Proof: Pythagorean Triple algorithm is faster by Euclid's Formula?

Question

As a class assignment, I am to write a C program to generate all Pythagorean triples lower than a given value 't'. Here's my code, which first generates a primitive triplet (a, b, c) using Euclid's Formula, and prints all triplets of the form (ka, kb, kc) for 1 < kc < t.

for (i = 2; i < (sqrt(t) + 1); i++)
    for (j = 1; j < i; j++)
        if ((gcd(i,j) == 1) && ((i-j) % 2) && ((i*i + j*j) < t))
        {
            k = 0;
            a = i * i - j * j;
            b = 2 * i * j;
            c = i * i + j * j;

            while ((++k) * c < t)
                printf("(%d, %d, %d)\n", k*a, k*b, k*c);
        }

Most other algorithms that I came across use nested loops to check sum of squares, and are significantly slower than this as t grows. Is it possible to deduce a proof that it is indeed faster?

Answer 1

Algorithm complexity is the general method to analyze algorithmic performance. In particular, big O is commonly used to compare algorithms based on the worst case situation of each one of them.
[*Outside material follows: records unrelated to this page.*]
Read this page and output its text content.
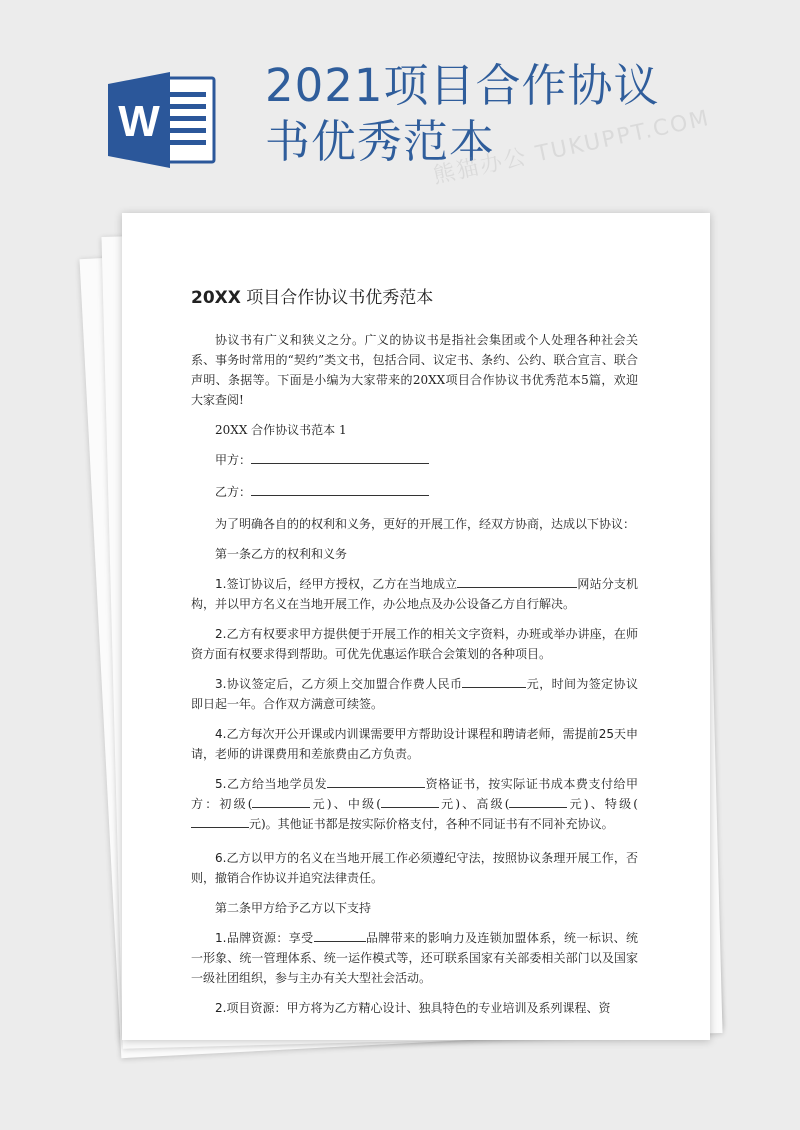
W
2021项目合作协议
书优秀范本
熊猫办公 TUKUPPT.COM
20XX 项目合作协议书优秀范本

协议书有广义和狭义之分。广义的协议书是指社会集团或个人处理各种社会关系、事务时常用的“契约”类文书，包括合同、议定书、条约、公约、联合宣言、联合声明、条据等。下面是小编为大家带来的20XX项目合作协议书优秀范本5篇，欢迎大家查阅!

20XX 合作协议书范本 1

甲方：
乙方：

为了明确各自的的权利和义务，更好的开展工作，经双方协商，达成以下协议：

第一条乙方的权利和义务

1.签订协议后，经甲方授权，乙方在当地成立	网站分支机构，并以甲方名义在当地开展工作，办公地点及办公设备乙方自行解决。

2.乙方有权要求甲方提供便于开展工作的相关文字资料，办班或举办讲座，在师资方面有权要求得到帮助。可优先优惠运作联合会策划的各种项目。

3.协议签定后，乙方须上交加盟合作费人民币	元，时间为签定协议即日起一年。合作双方满意可续签。

4.乙方每次开公开课或内训课需要甲方帮助设计课程和聘请老师，需提前25天申请，老师的讲课费用和差旅费由乙方负责。

5.乙方给当地学员发	资格证书，按实际证书成本费支付给甲方：初级(	元)、中级(	元)、高级(	元)、特级(元)。其他证书都是按实际价格支付，各种不同证书有不同补充协议。

6.乙方以甲方的名义在当地开展工作必须遵纪守法，按照协议条理开展工作，否则，撤销合作协议并追究法律责任。

第二条甲方给予乙方以下支持

1.品牌资源：享受	品牌带来的影响力及连锁加盟体系，统一标识、统一形象、统一管理体系、统一运作模式等，还可联系国家有关部委相关部门以及国家一级社团组织，参与主办有关大型社会活动。

2.项目资源：甲方将为乙方精心设计、独具特色的专业培训及系列课程、资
In you case you have 4 loops:

• The for that iterates thorough i
• The for that iterates thorough j
• The loop inside gcd
• The while loop

In the worst case each of these loops performs sqrt(t) iterations. A big O complexity would be:

O(for_i) * O(for_j) * (O(gcd) + O(while))
=
O(sqrt(t)) * O(sqrt(t)) * (O(sqrt(t)) + O(sqrt(t)))
=
O(t*sqrt(t))

For the other algorithms that are slower than your method. You can apply a same reasoning to find their big O then show that this big O is greater than yours. For example the naive algorithm that checks all sums of squares will have 2 nested loops; each has at most t iterations and therefore the big O is O(t*t) > O(t*sqrt(t)).